KARACHI: The condition of rural workers and peasants, who make up more than 70 per cent of labour force in Sindh’s rural areas and toil long hours in agricultural farms and brick kilns, have gotten only worse, according to the Hari Welfare Association (HWA). The Sindh government has never given priority to these people who lack access to social security, good employment, and minimum wage, said HWA president Akram Khaskheli in a statement issued here the other day.
He said that a rural worker did not even earn an equivalent of the Rs25,000 minimum wage that the government implemented for unskilled labourers in 2019. Millions of young people in rural Sindh were forced to work for a little more than Rs6,000 per month in shops, restaurants, and workshops due to unemployment, and lack of opportunities for education, skills development, and employment and they included women, girls and minor boys who picked cotton and chilies for a piteous pay, he said, adding they were the prime targets of exploiters.
Khaskheli said that lack of irrigation water in the tail-end areas of canals had rendered majority of peasants jobless and forced them to relocate to urban areas or work as farm worker for meagre wages.

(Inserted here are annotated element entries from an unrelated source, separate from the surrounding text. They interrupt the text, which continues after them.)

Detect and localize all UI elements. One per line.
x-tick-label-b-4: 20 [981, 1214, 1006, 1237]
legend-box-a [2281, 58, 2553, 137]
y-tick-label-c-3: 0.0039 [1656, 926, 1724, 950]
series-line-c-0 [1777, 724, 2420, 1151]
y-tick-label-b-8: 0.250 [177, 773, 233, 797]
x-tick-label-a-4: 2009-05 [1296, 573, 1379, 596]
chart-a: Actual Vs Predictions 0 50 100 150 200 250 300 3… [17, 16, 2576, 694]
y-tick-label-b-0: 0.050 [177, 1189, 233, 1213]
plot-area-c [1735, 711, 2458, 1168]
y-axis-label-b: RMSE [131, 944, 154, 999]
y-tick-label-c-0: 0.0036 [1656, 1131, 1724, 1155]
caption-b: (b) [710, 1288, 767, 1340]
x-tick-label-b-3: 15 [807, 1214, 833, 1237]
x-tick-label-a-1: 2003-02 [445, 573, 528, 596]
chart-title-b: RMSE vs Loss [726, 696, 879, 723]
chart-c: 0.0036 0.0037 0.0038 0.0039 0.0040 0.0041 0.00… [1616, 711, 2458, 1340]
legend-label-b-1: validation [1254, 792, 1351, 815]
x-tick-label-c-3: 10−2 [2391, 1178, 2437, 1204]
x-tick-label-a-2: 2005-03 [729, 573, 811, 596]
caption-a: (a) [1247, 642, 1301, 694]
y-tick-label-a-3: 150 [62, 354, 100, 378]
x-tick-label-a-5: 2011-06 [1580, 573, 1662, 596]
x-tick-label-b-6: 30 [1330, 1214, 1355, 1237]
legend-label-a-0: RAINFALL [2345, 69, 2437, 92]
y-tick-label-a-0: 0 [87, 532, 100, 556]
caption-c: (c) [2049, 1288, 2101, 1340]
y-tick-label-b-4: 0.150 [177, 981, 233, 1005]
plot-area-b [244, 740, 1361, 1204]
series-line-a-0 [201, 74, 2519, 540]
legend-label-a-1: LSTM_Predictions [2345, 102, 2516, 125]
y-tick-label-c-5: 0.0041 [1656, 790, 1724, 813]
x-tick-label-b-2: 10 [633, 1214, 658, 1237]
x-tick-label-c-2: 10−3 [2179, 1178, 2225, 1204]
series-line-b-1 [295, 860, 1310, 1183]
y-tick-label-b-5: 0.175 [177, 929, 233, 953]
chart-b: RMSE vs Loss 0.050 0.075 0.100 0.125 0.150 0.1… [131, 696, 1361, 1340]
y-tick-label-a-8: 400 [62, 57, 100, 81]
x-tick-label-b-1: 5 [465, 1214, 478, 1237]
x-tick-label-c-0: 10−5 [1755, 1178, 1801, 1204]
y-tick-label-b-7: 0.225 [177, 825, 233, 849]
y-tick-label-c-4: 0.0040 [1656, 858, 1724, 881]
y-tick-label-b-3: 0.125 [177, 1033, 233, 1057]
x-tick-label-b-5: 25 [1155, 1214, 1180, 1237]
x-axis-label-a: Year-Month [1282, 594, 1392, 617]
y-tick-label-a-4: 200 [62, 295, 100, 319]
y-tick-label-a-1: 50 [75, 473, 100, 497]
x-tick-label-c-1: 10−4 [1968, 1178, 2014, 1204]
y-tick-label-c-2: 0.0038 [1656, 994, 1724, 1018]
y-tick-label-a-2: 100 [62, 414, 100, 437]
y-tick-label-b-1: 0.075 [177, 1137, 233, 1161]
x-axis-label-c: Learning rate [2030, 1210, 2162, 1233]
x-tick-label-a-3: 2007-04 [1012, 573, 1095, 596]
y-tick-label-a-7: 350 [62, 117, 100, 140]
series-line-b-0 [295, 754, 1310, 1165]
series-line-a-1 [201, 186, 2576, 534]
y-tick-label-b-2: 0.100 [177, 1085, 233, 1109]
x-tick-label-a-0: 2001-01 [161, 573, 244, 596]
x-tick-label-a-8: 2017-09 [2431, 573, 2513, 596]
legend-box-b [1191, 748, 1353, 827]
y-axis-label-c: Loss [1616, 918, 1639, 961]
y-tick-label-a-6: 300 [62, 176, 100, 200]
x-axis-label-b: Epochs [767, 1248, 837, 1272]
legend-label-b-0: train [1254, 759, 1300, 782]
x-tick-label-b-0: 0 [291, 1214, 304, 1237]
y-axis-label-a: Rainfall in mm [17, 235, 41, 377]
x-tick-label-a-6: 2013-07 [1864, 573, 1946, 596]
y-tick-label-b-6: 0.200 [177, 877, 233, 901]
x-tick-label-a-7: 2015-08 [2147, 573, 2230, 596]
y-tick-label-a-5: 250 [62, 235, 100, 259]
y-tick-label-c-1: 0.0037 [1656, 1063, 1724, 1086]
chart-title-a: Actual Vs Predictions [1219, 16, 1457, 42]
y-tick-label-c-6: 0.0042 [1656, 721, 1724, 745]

Leader says Sindh govt never extended any due rights to this segment, which forms 70pc of labour force
According to HWA, social and economic injustice, unemployment, hunger and poverty forced rural workers and peasants to rely on meagre economic prospects, which often resulted in their exploitation and abuse at the hands of contractors, middlemen, and corporate companies.
The majority of peasants had reportedly gone to rural labour market where they were given minimal wages due to growing shortage of irrigation water to tail-end areas of canals, said Khaskheli.
He said that workers frequently spent their free time in shabby roadside hangouts or agricultural fields looking for work when they were unable to find job or government support, causing suicidal tendencies to rise among them.
He said that the main cause behind rising number of suicides was a lack of political will on the part of the administration to implement labour law and policy. The Sindh Industrial Relations Act of 2013 provided a legal framework for the regulation of industrial relations but it was not implemented. The government had not made an effort to ensure that the rural workers, particularly those working in agriculture and brick kiln sectors, were unionized, he said.
Although the Sindh Women Agriculture Workers Act was passed in 2019, it had been currently rendered inert like every other law passed since the independence. The law could help rural peasants and working women protect their tights from marginalisation, exploitation and abuse in tribal societies, he said.
He said that landlords and feudal families were never in favour of a shift in land ownership patterns and land distribution.
Therefore, since 1955, the successive governments had never implemented the Sindh Tenancy Act, 1950, which was aimed at addressing the issues of tenant exploitation and landlessness by granting security of tenure to tenants and regulating the relationship between landlords and tenants.
However, he said, despite the existence of the STA, the tenant’s exploitation and landlessness continued unabated in rural Sindh. In the entire Sindh, HWA was unable to find even a single peasant or sharecropper with a written agreement with the landlords required under the law, he said.
He urged the Sindh government to ensure that all workers in rural areas received Rs25,000 minimum wage and recommended that the government should strengthen monitoring systems by increasing number of labour inspectors and labour courts so that rural workers could approach them for redressal and establish unions to bargain for and defend their rights under labour laws. It also urged that the government should devise a mechanism for implementing the STA, said Khaskheli.